I took the photographic apparatus, and in the course of an hour and an half succeeded in climbing up the central moraine about two miles towards the foot of the great ice fall; but by that time I was tired out and dripping with perspiration. I passed many wide crevasses into which were running streams of water from the surface of the glacier; and judging from the duration of the sound made by stones that I dropped into some of them, they must have had a depth of a hundred feet, perhaps much more. This was only one of eleven glaciers that I counted from the summit of the high ridge which divides the water-shed of the Írtish from that of the Ob. Seven glaciers descend from the two main peaks alone.
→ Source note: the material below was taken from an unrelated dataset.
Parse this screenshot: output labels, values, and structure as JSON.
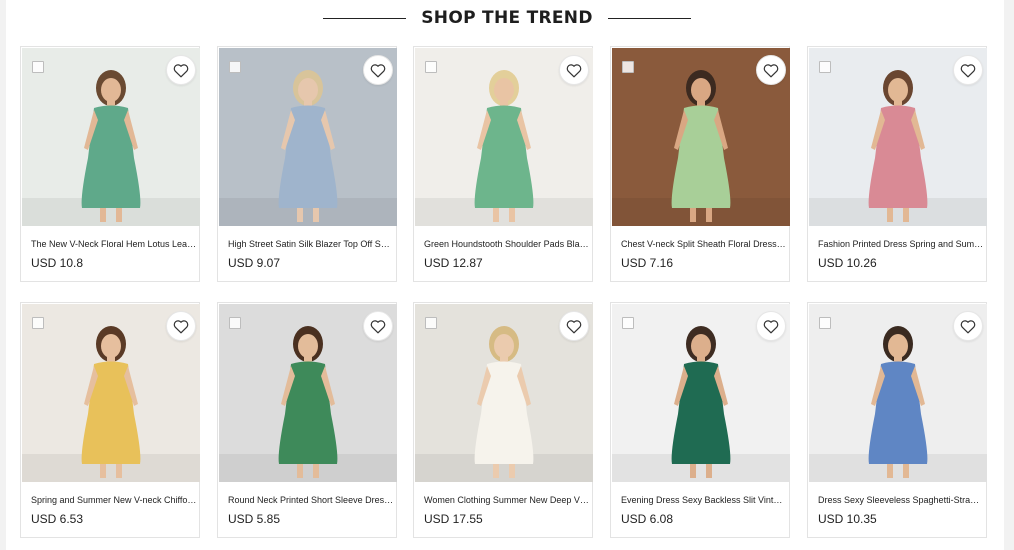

We spent all the remainder of the day in sketching, taking photographs, and climbing about the glacier and the valley, and late in the afternoon returned to our camp in the valley of the White Berél. That night—the 2d of August—was even colder than the preceding one. Ice formed to the thickness of more than a quarter of an inch in our tea-kettle, and my blankets and pillow, when I got up in the morning, were covered with thick white frost.

Monday we made another excursion to the summit of the ridge that overlooks the valley of the Katún, and succeeded in getting a good photograph of the two big peaks, against a background of cloudless sky. Our little instrument, of course, could not take in a quarter of the mighty landscape, and what it did take in it reduced to so small a scale that all of the grandeur and majesty of the mountains was lost; but it was a satisfaction to feel that we could carry away something that would suggest and recall to us in later years the sublimity of that wonderful alpine picture.

Monday noon we broke camp and started for the Rakmánofski hot springs; and on the 5th of August, after an absence of ten days, we returned to the Altái Station.